Vucic's attendance at the July 11 ceremony in eastern Bosnia will be a landmark for the reconciliation among former Yugoslav republics after the 1990s wars that killed some 135,000 people.
"When I spoke about conditions I was thinking about position of (Srebrenica's mayor) Camil Durakovic, mothers (of victims) and the Muslim member of (Bosnia's tripartite) presidency," he said.
Durakovic and other prominent Bosniaks have voiced their opposition to Vucic's visit, particularly after the recent arrest of Naser Oric, Srebrenica's wartime commander in Switzerland, on a Serbian war crimes arrest warrant.
Former Serbian President Boris Tadic attended the 15th Srebrenica anniversary in 2010, but Vucic, a former nationalist, is more closely associated with the Greater Serbia ideology that fuelled much of the bloodshed.
On July 11, 1995, toward the end of Bosnia's 1992-95 war, Bosnian Serb troops overran the eastern Srebrenica enclave, a U.N.-designated "safe area," executing around 8,000 Muslims in the days that followed.
Serbia in 2010 acknowledged that a "grave crime" took place in Srebrenica and condemned the massacre, as it sought closer ties with the West, but stopped short of calling it a genocide.
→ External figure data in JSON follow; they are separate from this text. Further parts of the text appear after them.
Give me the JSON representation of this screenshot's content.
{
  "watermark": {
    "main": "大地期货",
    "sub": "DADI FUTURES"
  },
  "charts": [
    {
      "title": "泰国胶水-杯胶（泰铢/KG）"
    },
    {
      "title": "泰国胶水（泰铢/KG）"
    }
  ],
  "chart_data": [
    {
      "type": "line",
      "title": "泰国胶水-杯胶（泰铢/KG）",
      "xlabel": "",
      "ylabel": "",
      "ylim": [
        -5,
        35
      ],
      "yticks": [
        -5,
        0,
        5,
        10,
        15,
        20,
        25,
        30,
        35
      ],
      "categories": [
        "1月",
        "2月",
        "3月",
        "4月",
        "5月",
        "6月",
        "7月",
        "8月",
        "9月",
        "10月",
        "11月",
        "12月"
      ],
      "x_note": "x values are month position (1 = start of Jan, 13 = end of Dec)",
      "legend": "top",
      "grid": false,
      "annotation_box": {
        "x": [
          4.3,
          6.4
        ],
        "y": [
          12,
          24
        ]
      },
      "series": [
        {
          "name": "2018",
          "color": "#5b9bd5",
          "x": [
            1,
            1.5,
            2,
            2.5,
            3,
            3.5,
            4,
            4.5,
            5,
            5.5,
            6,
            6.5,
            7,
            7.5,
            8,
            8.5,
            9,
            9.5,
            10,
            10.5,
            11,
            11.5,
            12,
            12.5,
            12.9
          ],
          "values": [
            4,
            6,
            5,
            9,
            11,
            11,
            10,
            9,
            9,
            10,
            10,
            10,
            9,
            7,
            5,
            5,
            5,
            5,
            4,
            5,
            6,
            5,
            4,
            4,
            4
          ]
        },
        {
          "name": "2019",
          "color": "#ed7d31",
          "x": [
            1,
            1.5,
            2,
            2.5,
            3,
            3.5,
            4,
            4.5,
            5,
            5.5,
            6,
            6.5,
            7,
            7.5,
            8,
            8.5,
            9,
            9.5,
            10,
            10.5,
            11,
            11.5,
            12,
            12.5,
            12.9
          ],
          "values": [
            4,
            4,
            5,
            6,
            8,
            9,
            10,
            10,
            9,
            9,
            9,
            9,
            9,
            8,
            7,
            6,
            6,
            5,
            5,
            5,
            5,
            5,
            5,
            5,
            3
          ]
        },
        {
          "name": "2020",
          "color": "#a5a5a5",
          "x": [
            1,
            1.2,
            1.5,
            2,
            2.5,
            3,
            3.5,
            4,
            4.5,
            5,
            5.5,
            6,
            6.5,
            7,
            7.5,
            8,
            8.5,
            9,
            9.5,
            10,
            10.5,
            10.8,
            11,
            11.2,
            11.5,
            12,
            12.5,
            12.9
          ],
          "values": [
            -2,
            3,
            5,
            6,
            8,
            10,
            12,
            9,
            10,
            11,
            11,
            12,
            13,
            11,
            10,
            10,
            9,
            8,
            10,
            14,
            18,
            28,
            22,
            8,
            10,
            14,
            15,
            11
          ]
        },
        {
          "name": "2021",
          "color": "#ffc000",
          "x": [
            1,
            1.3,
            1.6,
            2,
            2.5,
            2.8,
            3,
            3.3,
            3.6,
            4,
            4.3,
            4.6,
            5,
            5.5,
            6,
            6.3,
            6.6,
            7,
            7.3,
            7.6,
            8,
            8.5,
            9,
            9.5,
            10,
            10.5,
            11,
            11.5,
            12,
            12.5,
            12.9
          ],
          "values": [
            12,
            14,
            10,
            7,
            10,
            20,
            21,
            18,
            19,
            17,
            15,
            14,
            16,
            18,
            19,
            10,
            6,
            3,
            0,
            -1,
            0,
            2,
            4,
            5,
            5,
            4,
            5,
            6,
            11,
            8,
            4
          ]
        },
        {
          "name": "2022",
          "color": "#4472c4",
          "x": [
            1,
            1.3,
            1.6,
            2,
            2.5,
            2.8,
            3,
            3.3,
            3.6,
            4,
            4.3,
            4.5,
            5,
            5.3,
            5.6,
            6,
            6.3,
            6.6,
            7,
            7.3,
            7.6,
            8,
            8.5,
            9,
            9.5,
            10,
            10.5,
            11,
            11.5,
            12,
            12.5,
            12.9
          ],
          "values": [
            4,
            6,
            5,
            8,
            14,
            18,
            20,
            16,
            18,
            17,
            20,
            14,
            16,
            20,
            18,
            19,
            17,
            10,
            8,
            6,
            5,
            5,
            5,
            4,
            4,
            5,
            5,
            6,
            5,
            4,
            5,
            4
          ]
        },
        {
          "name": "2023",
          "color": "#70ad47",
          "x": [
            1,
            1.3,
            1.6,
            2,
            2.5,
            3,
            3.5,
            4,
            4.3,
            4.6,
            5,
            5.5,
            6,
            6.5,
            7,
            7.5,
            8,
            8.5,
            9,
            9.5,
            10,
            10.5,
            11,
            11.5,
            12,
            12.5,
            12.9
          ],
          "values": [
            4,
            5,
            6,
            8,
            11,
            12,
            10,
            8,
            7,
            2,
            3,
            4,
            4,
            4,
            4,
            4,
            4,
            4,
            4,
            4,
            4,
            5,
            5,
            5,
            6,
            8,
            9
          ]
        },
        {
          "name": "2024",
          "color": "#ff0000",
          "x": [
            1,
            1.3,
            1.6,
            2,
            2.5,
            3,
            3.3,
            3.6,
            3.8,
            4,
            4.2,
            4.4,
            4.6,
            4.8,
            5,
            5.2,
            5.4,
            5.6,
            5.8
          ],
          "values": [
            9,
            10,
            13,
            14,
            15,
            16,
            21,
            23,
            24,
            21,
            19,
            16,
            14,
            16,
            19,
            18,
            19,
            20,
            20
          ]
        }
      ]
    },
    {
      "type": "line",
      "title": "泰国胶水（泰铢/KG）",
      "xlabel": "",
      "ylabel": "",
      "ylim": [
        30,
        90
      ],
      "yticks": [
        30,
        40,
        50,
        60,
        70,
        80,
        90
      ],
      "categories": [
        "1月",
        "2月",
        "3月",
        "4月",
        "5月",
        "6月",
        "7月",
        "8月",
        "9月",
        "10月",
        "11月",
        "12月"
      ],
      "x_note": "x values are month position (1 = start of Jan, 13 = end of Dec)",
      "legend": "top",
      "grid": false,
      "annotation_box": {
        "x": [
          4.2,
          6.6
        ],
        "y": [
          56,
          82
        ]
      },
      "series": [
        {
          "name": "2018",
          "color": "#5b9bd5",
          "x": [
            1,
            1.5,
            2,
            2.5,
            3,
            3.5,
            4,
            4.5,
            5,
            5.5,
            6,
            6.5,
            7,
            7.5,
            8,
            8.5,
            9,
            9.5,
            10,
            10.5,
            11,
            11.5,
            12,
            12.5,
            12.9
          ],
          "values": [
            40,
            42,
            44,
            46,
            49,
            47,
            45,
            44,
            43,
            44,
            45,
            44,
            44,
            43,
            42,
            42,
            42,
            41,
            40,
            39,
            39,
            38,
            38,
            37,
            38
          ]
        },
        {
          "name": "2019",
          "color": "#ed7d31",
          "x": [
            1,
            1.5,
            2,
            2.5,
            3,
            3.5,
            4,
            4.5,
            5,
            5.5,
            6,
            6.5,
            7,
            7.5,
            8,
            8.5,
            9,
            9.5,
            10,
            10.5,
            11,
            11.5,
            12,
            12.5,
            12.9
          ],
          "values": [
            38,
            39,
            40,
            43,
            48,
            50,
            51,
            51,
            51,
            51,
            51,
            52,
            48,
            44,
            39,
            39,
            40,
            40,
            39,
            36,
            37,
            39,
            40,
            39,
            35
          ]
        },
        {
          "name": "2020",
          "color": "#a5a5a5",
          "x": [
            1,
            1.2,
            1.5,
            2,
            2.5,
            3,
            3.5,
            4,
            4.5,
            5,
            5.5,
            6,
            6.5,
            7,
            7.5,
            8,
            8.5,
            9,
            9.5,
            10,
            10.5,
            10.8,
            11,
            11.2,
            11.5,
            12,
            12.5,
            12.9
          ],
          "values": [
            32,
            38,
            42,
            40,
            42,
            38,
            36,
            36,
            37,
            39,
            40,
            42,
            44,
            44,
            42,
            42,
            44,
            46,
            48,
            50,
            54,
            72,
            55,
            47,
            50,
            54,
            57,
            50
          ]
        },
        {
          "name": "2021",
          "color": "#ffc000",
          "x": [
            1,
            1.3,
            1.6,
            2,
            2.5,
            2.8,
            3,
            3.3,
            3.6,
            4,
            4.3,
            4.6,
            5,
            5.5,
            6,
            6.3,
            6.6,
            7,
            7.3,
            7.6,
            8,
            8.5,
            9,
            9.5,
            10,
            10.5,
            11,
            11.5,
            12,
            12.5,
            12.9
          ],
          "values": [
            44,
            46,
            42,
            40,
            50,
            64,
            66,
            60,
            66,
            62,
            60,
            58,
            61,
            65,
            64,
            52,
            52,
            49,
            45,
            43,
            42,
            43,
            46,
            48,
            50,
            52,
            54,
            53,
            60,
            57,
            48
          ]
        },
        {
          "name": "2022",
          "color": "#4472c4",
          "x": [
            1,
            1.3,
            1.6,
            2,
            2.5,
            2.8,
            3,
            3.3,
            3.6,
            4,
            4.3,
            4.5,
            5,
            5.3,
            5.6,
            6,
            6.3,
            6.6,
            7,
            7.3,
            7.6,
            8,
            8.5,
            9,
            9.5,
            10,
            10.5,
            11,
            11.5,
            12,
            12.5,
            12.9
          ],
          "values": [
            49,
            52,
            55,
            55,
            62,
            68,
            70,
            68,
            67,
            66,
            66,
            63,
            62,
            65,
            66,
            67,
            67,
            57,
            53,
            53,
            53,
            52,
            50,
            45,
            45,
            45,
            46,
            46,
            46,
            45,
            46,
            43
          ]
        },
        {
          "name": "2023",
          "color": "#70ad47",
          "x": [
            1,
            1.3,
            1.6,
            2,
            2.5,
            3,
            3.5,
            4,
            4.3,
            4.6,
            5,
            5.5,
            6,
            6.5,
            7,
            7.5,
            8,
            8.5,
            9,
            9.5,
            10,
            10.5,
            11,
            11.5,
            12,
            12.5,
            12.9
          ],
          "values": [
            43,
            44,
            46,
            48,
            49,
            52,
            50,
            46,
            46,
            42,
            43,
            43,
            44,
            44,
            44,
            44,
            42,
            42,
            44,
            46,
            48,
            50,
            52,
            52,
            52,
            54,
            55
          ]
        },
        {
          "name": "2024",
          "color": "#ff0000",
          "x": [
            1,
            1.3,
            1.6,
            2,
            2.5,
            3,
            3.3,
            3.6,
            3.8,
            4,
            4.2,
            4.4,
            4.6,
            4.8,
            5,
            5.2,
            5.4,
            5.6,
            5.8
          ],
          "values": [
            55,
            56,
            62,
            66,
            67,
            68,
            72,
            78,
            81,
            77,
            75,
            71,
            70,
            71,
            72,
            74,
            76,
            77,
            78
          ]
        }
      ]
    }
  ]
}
Vucic said he had received assurances that the U.N. resolution on Srebrenica which he described as "humiliating" for Serbia and the Serb Republic would not be adopted "in its present form." He thanked Russia, China, and "other countries" for opposing the resolution.
"I must admit the Russian partners did not ask us for anything in return," Vucic said.
Serbia and Russia are traditional allies who share the Orthodox Christian faith and Slavic ethnic origins. Although it wants to join the European Union, Serbia has refused to impose sanctions on Russia over its role in Ukraine's conflict and last year it feted Russia's Vladimir Putin a military parade in Belgrade.